3. Facebook is apparently the largest photo sharing site on the web. Everyone posts photos of all sorts on Facebook. Timeline taps into all that photo sharing goodness by making everything more visual.
Utilize this visual nature. People love to share photos and funny pics. If you want to post a quote – make a quick jpeg of it with a non-copyrighted photo (there’s a variety of programs that will let you do this – you don’t need expensive Photoshop software – Paint, Powerpoint, etc.). Consider telling your author story in pictures. Post a photo often because a huge majority of fans never visit your page – they interact with your posts as they appear on their newsfeeds. Make use of the extra real-estate photos are given to get noticed.
4. The cover photo. There are rules for cover photos for pages – learn them. I don’t always understand Facebook’s rules, but if you want a turn on their playground you have to play their way.
Cover photos may NOT include:
- Price or purchase info (no discount offers or buy this here or there stuff)
- No contact info like websites, email addy, mailing info, etc. Put it in your About section
- No ‘Like’, ‘Share’, ‘Get It Now’, or ‘Tell Your Friends’ call to action stuff – OR an arrow pointing to any of those features.
- Cover photos can’t be false, misleading, or infringe on 3rd party rights (duh)
The best cover photos employ powerful images that pull people in. Use a portion of your book cover, a shot of you at a book signing or speaking, a promotional photo. But follow the rules.
5. Milestones. Timeline is a lurker’s dream – indulge your fans and give them some fun milestones to nose through using compelling or interesting photos. On your personal profile this is called a life event. This isn’t required, but seems to me like a valuable tool.
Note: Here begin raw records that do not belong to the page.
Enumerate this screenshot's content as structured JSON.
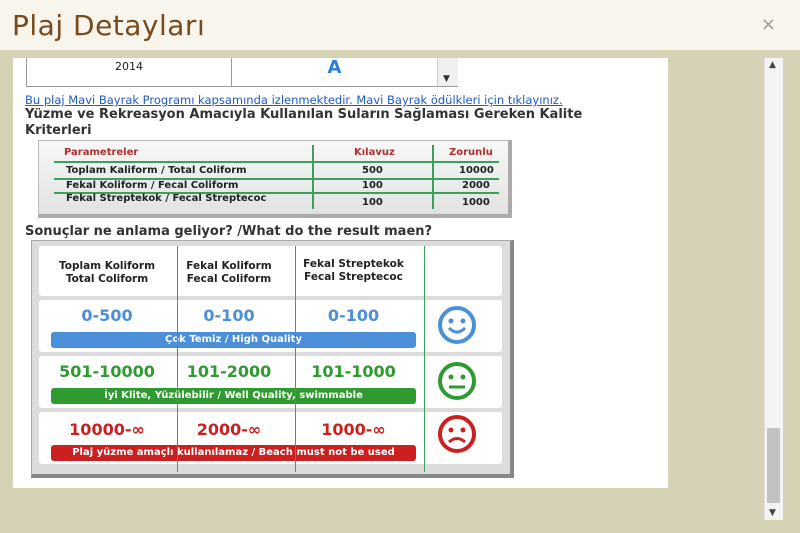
{
  "window": {
    "title": "Plaj Detayları",
    "close_label": "×"
  },
  "history": {
    "year": "2014",
    "grade": "A"
  },
  "blue_flag_link": "Bu plaj Mavi Bayrak Programı kapsamında izlenmektedir. Mavi Bayrak ödülkleri için tıklayınız.",
  "criteria_title": "Yüzme ve Rekreasyon Amacıyla Kullanılan Suların Sağlaması Gereken Kalite Kriterleri",
  "param_table": {
    "headers": {
      "param": "Parametreler",
      "guide": "Kılavuz",
      "mandatory": "Zorunlu"
    },
    "rows": [
      {
        "name": "Toplam Kaliform / Total Coliform",
        "guide": "500",
        "mandatory": "10000"
      },
      {
        "name": "Fekal Koliform / Fecal Coliform",
        "guide": "100",
        "mandatory": "2000"
      },
      {
        "name": "Fekal Streptekok / Fecal Streptecoc",
        "guide": "100",
        "mandatory": "1000"
      }
    ]
  },
  "result_question": "Sonuçlar ne anlama geliyor? /What do the result maen?",
  "result_table": {
    "headers": [
      {
        "tr": "Toplam Koliform",
        "en": "Total Coliform"
      },
      {
        "tr": "Fekal Koliform",
        "en": "Fecal Coliform"
      },
      {
        "tr": "Fekal Streptekok",
        "en": "Fecal Streptecoc"
      }
    ],
    "rows": [
      {
        "values": [
          "0-500",
          "0-100",
          "0-100"
        ],
        "label": "Çok Temiz / High Quality",
        "color": "#4a8fd8",
        "smiley": "happy-face-icon"
      },
      {
        "values": [
          "501-10000",
          "101-2000",
          "101-1000"
        ],
        "label": "İyi Klite, Yüzülebilir / Well Quality, swimmable",
        "color": "#2f9a2f",
        "smiley": "neutral-face-icon"
      },
      {
        "values": [
          "10000-∞",
          "2000-∞",
          "1000-∞"
        ],
        "label": "Plaj yüzme amaçlı kullanılamaz / Beach must not be used",
        "color": "#cc1f1f",
        "smiley": "sad-face-icon"
      }
    ]
  }
}
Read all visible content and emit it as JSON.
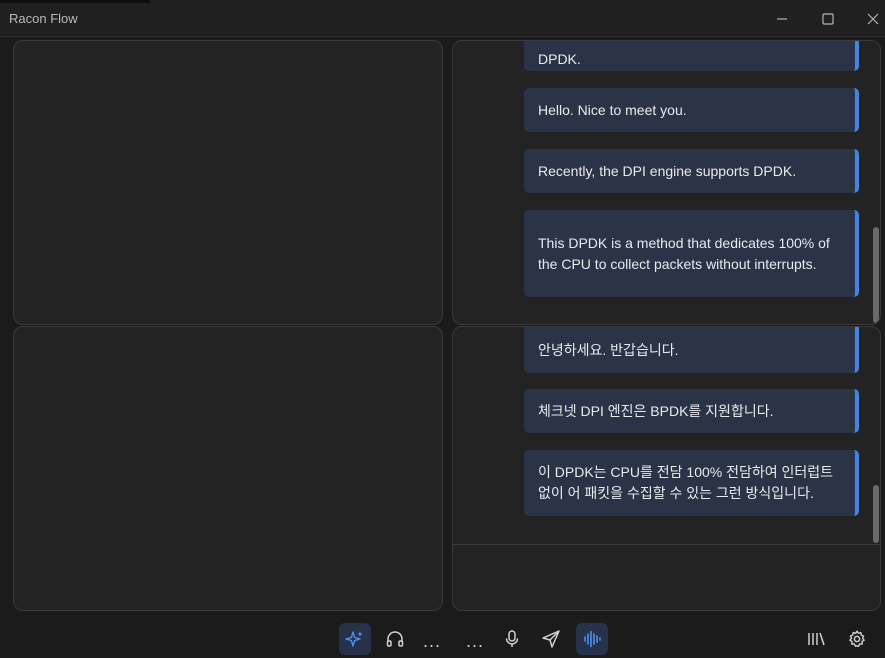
{
  "window": {
    "title": "Racon Flow",
    "controls": [
      "minimize-icon",
      "maximize-icon",
      "close-icon"
    ]
  },
  "top_chat": {
    "messages": [
      {
        "text": "DPDK."
      },
      {
        "text": "Hello. Nice to meet you."
      },
      {
        "text": "Recently, the DPI engine supports DPDK."
      },
      {
        "text": "This DPDK is a method that dedicates 100% of the CPU to collect packets without interrupts."
      }
    ]
  },
  "bottom_chat": {
    "messages": [
      {
        "text": "안녕하세요. 반갑습니다."
      },
      {
        "text": "체크넷 DPI 엔진은 BPDK를 지원합니다."
      },
      {
        "text": "이 DPDK는 CPU를 전담 100% 전담하여 인터럽트 없이 어 패킷을 수집할 수 있는 그런 방식입니다."
      }
    ]
  },
  "toolbar": {
    "items": [
      {
        "icon": "sparkle-icon",
        "active": true
      },
      {
        "icon": "headphones-icon",
        "active": false
      },
      {
        "icon": "more-icon",
        "label": "..."
      },
      {
        "icon": "more-icon",
        "label": "..."
      },
      {
        "icon": "microphone-icon",
        "active": false
      },
      {
        "icon": "send-icon",
        "active": false
      },
      {
        "icon": "audio-wave-icon",
        "active": true
      },
      {
        "icon": "library-icon",
        "active": false
      },
      {
        "icon": "gear-icon",
        "active": false
      }
    ]
  },
  "colors": {
    "bubble_bg": "#2a3446",
    "bubble_accent": "#3f86e8",
    "active_button_bg": "#25324a",
    "icon_accent": "#4f8ff2"
  }
}
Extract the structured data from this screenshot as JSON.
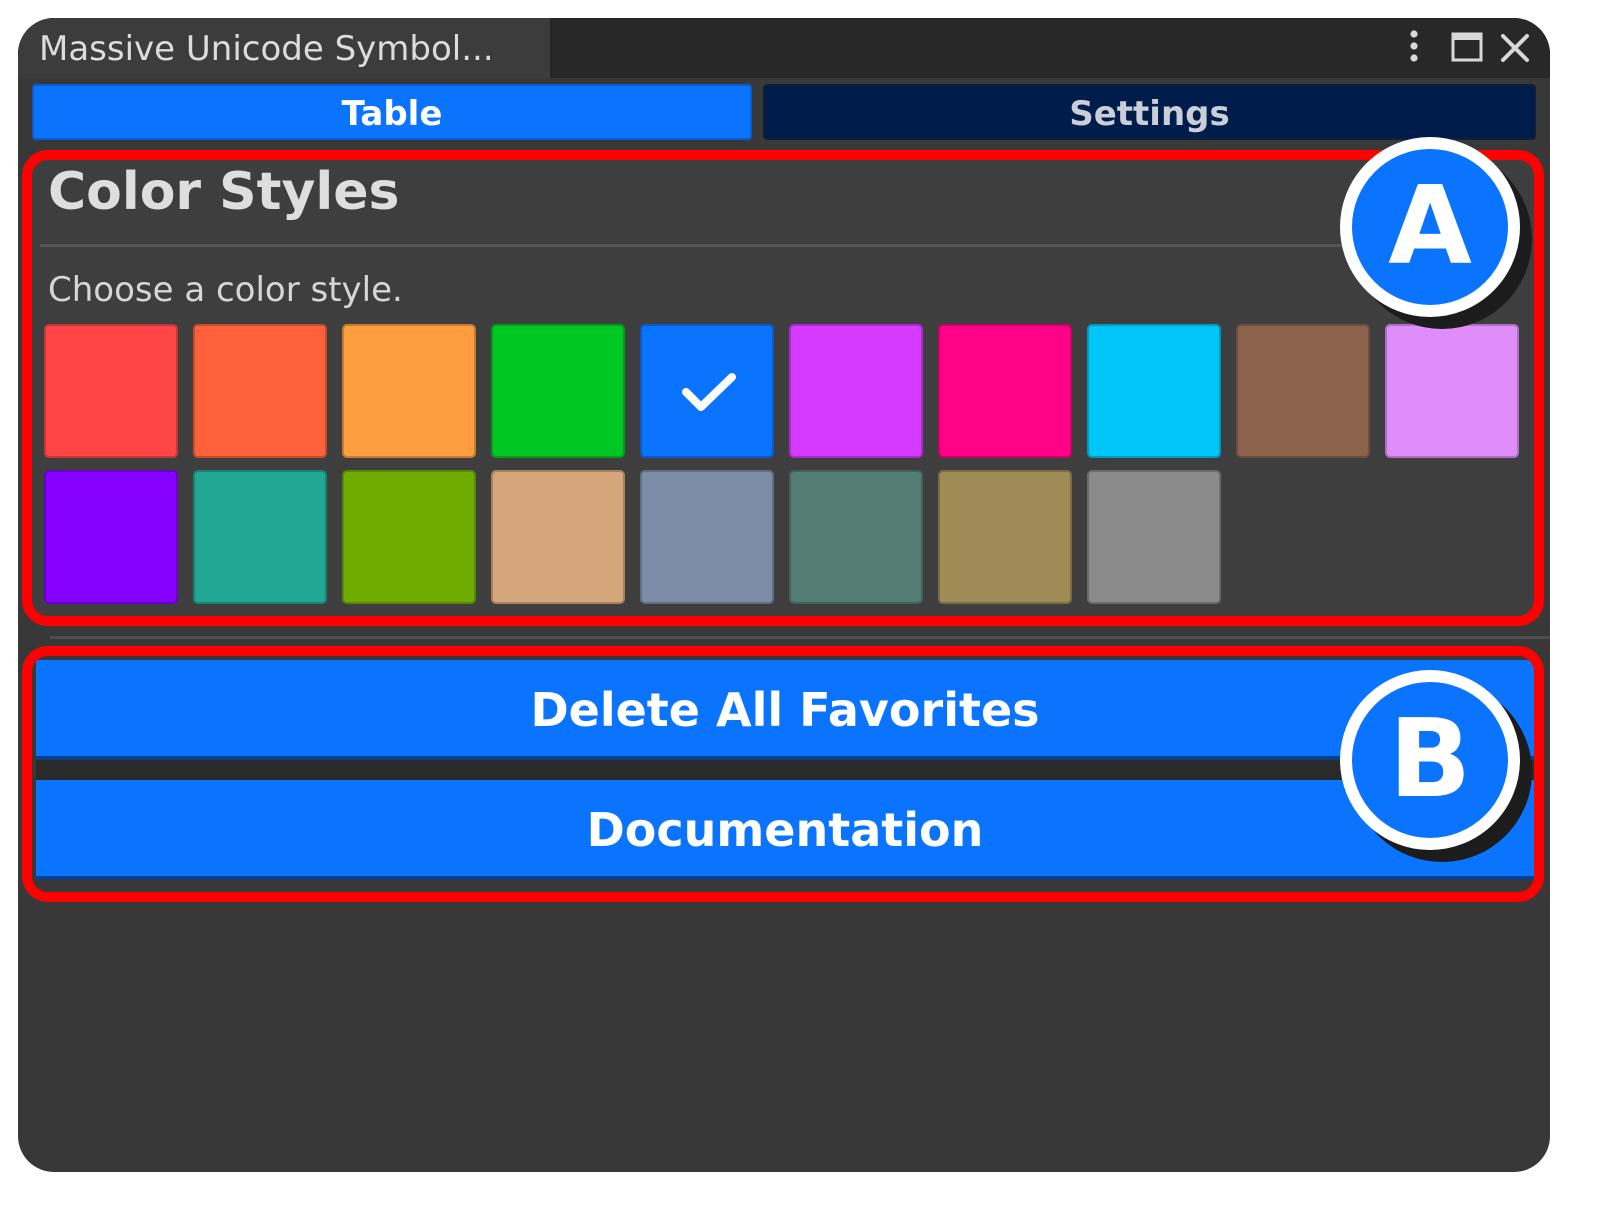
{
  "window": {
    "tab_title": "Massive Unicode Symbol..."
  },
  "tabs": [
    {
      "label": "Table",
      "active": true
    },
    {
      "label": "Settings",
      "active": false
    }
  ],
  "color_styles": {
    "title": "Color Styles",
    "subtitle": "Choose a color style.",
    "selected_index": 4,
    "swatches": [
      "#ff4646",
      "#ff623b",
      "#ff9e3f",
      "#00c724",
      "#0a74ff",
      "#d639ff",
      "#ff0286",
      "#00c6f7",
      "#8b634c",
      "#df8dfb",
      "#8600ff",
      "#21a794",
      "#6ead00",
      "#d5a67a",
      "#7c8ca7",
      "#547d73",
      "#9f8b55",
      "#8a8a8a"
    ]
  },
  "buttons": {
    "delete_favorites": "Delete All Favorites",
    "documentation": "Documentation"
  },
  "callouts": {
    "a": "A",
    "b": "B"
  },
  "colors": {
    "accent": "#0a74ff",
    "callout_frame": "#ff0000",
    "settings_tab": "#001c4a"
  }
}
Some companies have documented their entire history – like Manchester United. I found out Coca Cola first became known as Coke in 1941. It was fun browsing the classic Coke ads, and learning a bit about the company history.
I’m pretty annoyed that you have to publish your Timeline before it lets you add your Milestones – but there it is. Tell your fans about your publishing or writing journey in a visual way with photos.
6. I didn’t post that on my page! Moment of panic – where did that post in the right-hand column come from? Well, Facebook put it there. Timeline will now pull statuses you or your friends have posted about whatever page you’re visiting and place it on pages so it appears like a built-in recommendation. At a glance, you can see how you or your friends have interacted or commented about this page. Cool – right? I think this is great.
7. This is a bonus afterthought. Timeline for pages allows fans to message you, like a friend would message you on your personal profile. The default setting for this is ON. It’s a simple box to uncheck in the admin panel (now found above the cover photo), but think through whether you want fans to be able to send you personal messages on Facebook or not. For companies, this could be a great way to deal with customer complaints or other issues they don’t want to plaster on the wall – but authors generally don’t have an HR department so I’m on the fence about the functionality of this feature for writers right now.
What do you think about Timeline? Do you think any of these features will be helpful on your author page? What other features are you excited about?